We have a service that saves users in a repository and then emits analytical events. You may notice that sending analytical events is an auxiliary operation. With or without these events we still create users and operate normally.

Assume that analytical service is having some performance issues and its latency has increased. Now the auxiliary step affects our business flow since User Service’s clients notice the raise of latency and probably even see timeouts when creating a user.

We want to decouple our business critical and auxiliary parts of the system.

Naive Worker Pool

func (s *UserService) Create(ctx context.Context, name, email string) error {
// create user in the database
userID, _ := s.repo.Create(ctx, name, email)

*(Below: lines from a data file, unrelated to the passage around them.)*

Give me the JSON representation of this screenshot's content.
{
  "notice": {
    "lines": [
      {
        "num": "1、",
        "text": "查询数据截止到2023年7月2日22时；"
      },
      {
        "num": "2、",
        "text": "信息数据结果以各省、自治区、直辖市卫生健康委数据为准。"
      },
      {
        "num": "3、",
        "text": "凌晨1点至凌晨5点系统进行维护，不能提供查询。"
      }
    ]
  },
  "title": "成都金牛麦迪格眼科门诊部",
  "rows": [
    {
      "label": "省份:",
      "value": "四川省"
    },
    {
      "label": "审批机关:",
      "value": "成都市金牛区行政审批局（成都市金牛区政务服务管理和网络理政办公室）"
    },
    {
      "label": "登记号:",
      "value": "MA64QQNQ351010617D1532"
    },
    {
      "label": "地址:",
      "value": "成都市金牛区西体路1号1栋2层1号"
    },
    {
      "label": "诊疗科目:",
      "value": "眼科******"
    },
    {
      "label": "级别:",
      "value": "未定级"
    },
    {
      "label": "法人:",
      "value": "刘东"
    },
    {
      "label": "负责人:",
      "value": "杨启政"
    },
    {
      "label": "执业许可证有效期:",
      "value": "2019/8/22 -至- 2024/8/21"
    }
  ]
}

// send analytics event asynchronously
//
// IMPORTANT (1)
// note that we disable context cancellation
// for this goroutine to avoid cascading context
// cancelling; prior to go1.21 you have to
// write your own un-canceling function
//
// IMPORTANT (2)
// this doesn't affect business critical flow
// but this creates potential goroutine leak if analytics
// works slowly or even hangs
go s.analytics.Send(context.WithoutCancel(ctx), "user created", userID)


return nil
}

Naive approach is not only naive. It is also wrong since it leads to goroutine and memory leak. We are responding to our clients normally but we have a bunch of goroutines that get stuck because of slowness in the analytical system.

This is a more or less standard pattern of the runtime metrics when leak is happening.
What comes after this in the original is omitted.